Now that I’m alone and stuck in my apartment, every evening after it cools down, I go out and climb on top of my room to see as far as I can in every direction. From my rooftop, I notice that the sky is a lot bigger than I remember. I also see more birds, some familiar, some that I don’t recognise. This daily ritual makes me forget that I’m alone. On the neighbouring rooftops I see others do the same. In between the ugly plastic water tanks a couple sometimes steals a kiss. The kind old gentleman on the opposite side never fails to raise his arm and give a smile. There is a beautiful German Shephard dog who is my neighbour who loves to look at something, down over the terrace wall. In the beginning the family a few rooftops away always came on to their rooftop with much gusto. One day they’d fly a kite. On another they’d slip a tennis ball into an old stocking. That stocking would be tied to a water pipe with a rope. They would now be able to play wall tennis without having to worry about the ball falling off the rooftop.

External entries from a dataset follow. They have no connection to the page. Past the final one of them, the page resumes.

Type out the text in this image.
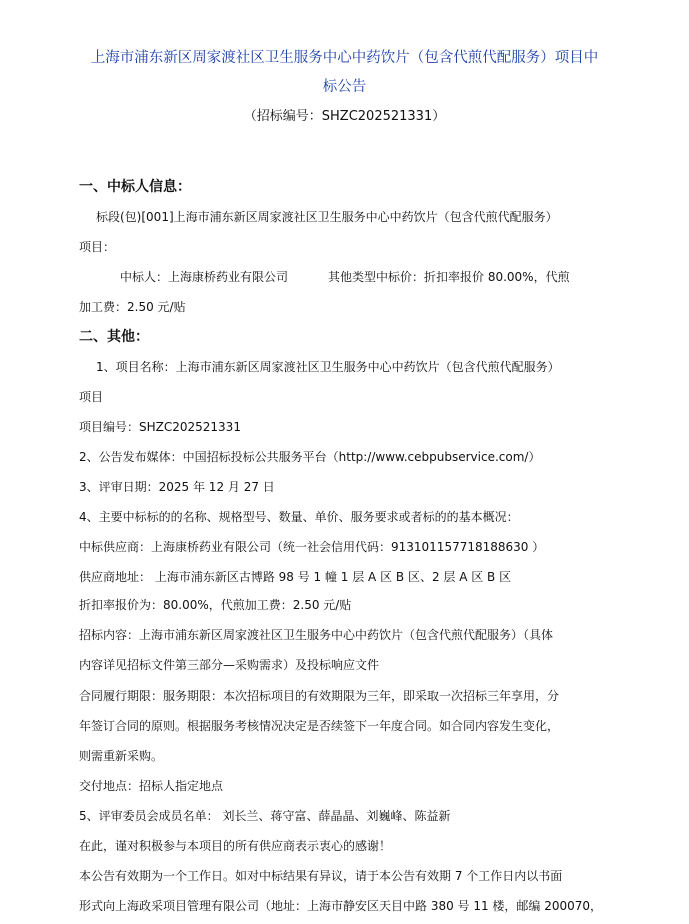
上海市浦东新区周家渡社区卫生服务中心中药饮片（包含代煎代配服务）项目中
标公告
（招标编号：SHZC202521331）
一、中标人信息：
标段(包)[001]上海市浦东新区周家渡社区卫生服务中心中药饮片（包含代煎代配服务）
项目：
中标人：上海康桥药业有限公司	其他类型中标价：折扣率报价 80.00%，代煎
加工费：2.50 元/贴
二、其他：
1、项目名称：上海市浦东新区周家渡社区卫生服务中心中药饮片（包含代煎代配服务）
项目
项目编号：SHZC202521331
2、公告发布媒体：中国招标投标公共服务平台（http://www.cebpubservice.com/）
3、评审日期：2025 年 12 月 27 日
4、主要中标标的的名称、规格型号、数量、单价、服务要求或者标的的基本概况：
中标供应商：上海康桥药业有限公司（统一社会信用代码：913101157718188630 ）
供应商地址： 上海市浦东新区古博路 98 号 1 幢 1 层 A 区 B 区、2 层 A 区 B 区
折扣率报价为：80.00%，代煎加工费：2.50 元/贴
招标内容：上海市浦东新区周家渡社区卫生服务中心中药饮片（包含代煎代配服务）（具体
内容详见招标文件第三部分—采购需求）及投标响应文件
合同履行期限：服务期限：本次招标项目的有效期限为三年，即采取一次招标三年享用，分
年签订合同的原则。根据服务考核情况决定是否续签下一年度合同。如合同内容发生变化，
则需重新采购。
交付地点：招标人指定地点
5、评审委员会成员名单： 刘长兰、蒋守富、薛晶晶、刘巍峰、陈益新
在此，谨对积极参与本项目的所有供应商表示衷心的感谢！
本公告有效期为一个工作日。如对中标结果有异议，请于本公告有效期 7 个工作日内以书面
形式向上海政采项目管理有限公司（地址：上海市静安区天目中路 380 号 11 楼，邮编 200070，
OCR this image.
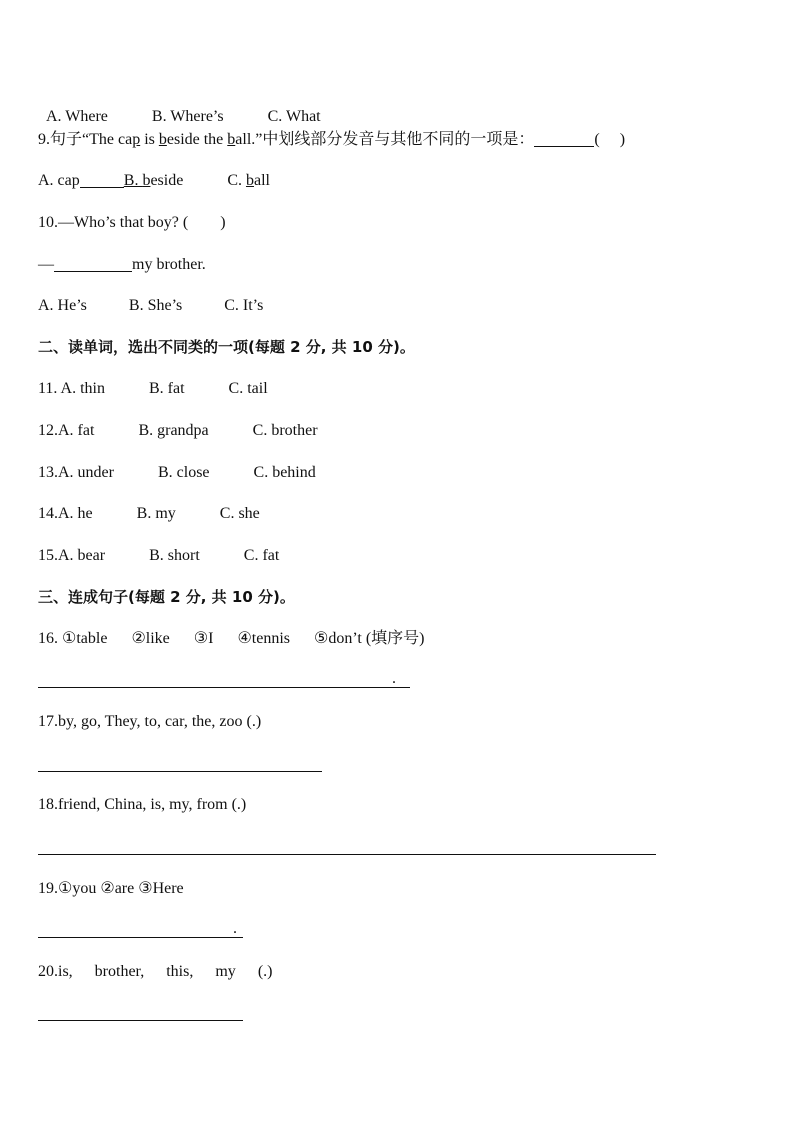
A. Where	B. Where’s	C. What

9.句子“The cap is beside the ball.”中划线部分发音与其他不同的一项是：	(     )
A. cap	B. beside	C. ball
10.—Who’s that boy? (        )
—	my brother.
A. He’s	B. She’s	C. It’s
二、读单词，选出不同类的一项(每题 2 分, 共 10 分)。
11. A. thin	B. fat	C. tail
12.A. fat	B. grandpa	C. brother
13.A. under	B. close	C. behind
14.A. he	B. my	C. she
15.A. bear	B. short	C. fat
三、连成句子(每题 2 分, 共 10 分)。
16. ①table ②like ③I ④tennis ⑤don’t (填序号)
.
17.by, go, They, to, car, the, zoo (.)
18.friend, China, is, my, from (.)
19.①you ②are ③Here
.
20.is, brother, this, my (.)
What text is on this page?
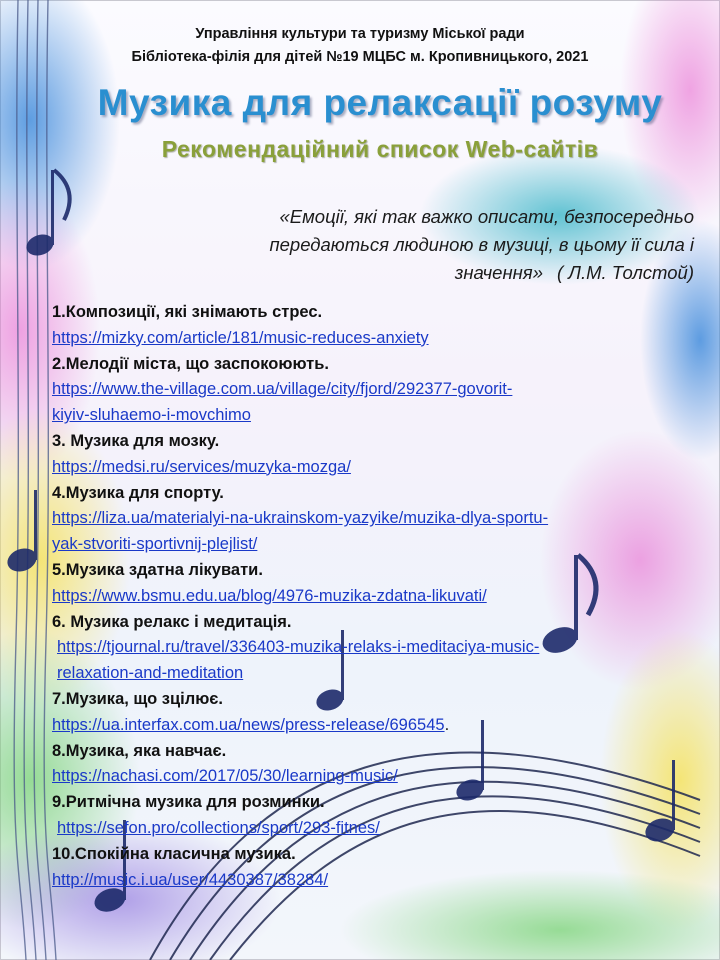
Управління культури та туризму Міської ради
Бібліотека-філія для дітей №19 МЦБС м. Кропивницького, 2021
Музика для релаксації розуму
Рекомендаційний список Web-сайтів
«Емоції, які так важко описати, безпосередньо
передаються людиною в музиці, в цьому її сила і
значення» ( Л.М. Толстой)
1.Композиції, які знімають стрес.
https://mizky.com/article/181/music-reduces-anxiety
2.Мелодії міста, що заспокоюють.
https://www.the-village.com.ua/village/city/fjord/292377-govorit-
kiyiv-sluhaemo-i-movchimo
3. Музика для мозку.
https://medsi.ru/services/muzyka-mozga/
4.Музика для спорту.
https://liza.ua/materialyi-na-ukrainskom-yazyike/muzika-dlya-sportu-
yak-stvoriti-sportivnij-plejlist/
5.Музика здатна лікувати.
https://www.bsmu.edu.ua/blog/4976-muzika-zdatna-likuvati/
6. Музика релакс і медитація.
https://tjournal.ru/travel/336403-muzika-relaks-i-meditaciya-music-
relaxation-and-meditation
7.Музика, що зцілює.
https://ua.interfax.com.ua/news/press-release/696545.
8.Музика, яка навчає.
https://nachasi.com/2017/05/30/learning-music/
9.Ритмічна музика для розминки.
https://sefon.pro/collections/sport/293-fitnes/
10.Спокійна класична музика.
http://music.i.ua/user/4430387/38284/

At that time of great enthusiasm the lockdown had just begun and the end was not too far away. Two weeks, is what we had been told. But as we went through phase after phase, life above continued to evolve. The second extension brought with it a sudden emptiness but now into the fourth phase, the rooftops are starting to fill up again. The family now sits in melancholic silence, each one lost in a different thought, but there is a peculiar calm of acceptance. The only one in this elevated neighbourhood with any sense of constant morale is the neighbour who works out on the terrace. Over the last two months the 6 o’clock grunts have seamlessly merged into birdsongs filling up the space. He knows that I carry with me a camera and waves at me enthusiastically, lifting his children in his arms signalling me to make a photograph. WhatsApp numbers are shouted out across the trees and photographs and messages exchanged. I’m not sure if I’d have even noticed him under normal circumstances. If I had, I’d surely have avoided him because it would be easy to profile him into being of a different political leaning. Politics is all that matters these days. You are either a ‘bhakt’ or a ‘liberandu’. Yet he is the only one who would wave at me right from the beginning without any suspicion. He raises a thumbs up and gets back to his children. In between his workout sets he makes sure to do a quick dance with his kids and even lift them up in the air.
I realise that I’ve never felt more like a voyeur as I have at this moment. The hunger to touch makes my eyes forage through the concrete and the trees and even the skyline. I turn around and catch a pair of familiar eyes watching me. The friendly old man in the building on the opposite side seems to have been checking on his air conditioning unit. I notice the gold shadows slowly start to merge into blackness and I know that the saddest time of the day is over. I raise my arm to wave goodbye and he flashes a smile back as I make my way down the ladder. Damn, now I need to work out what to eat for dinner!’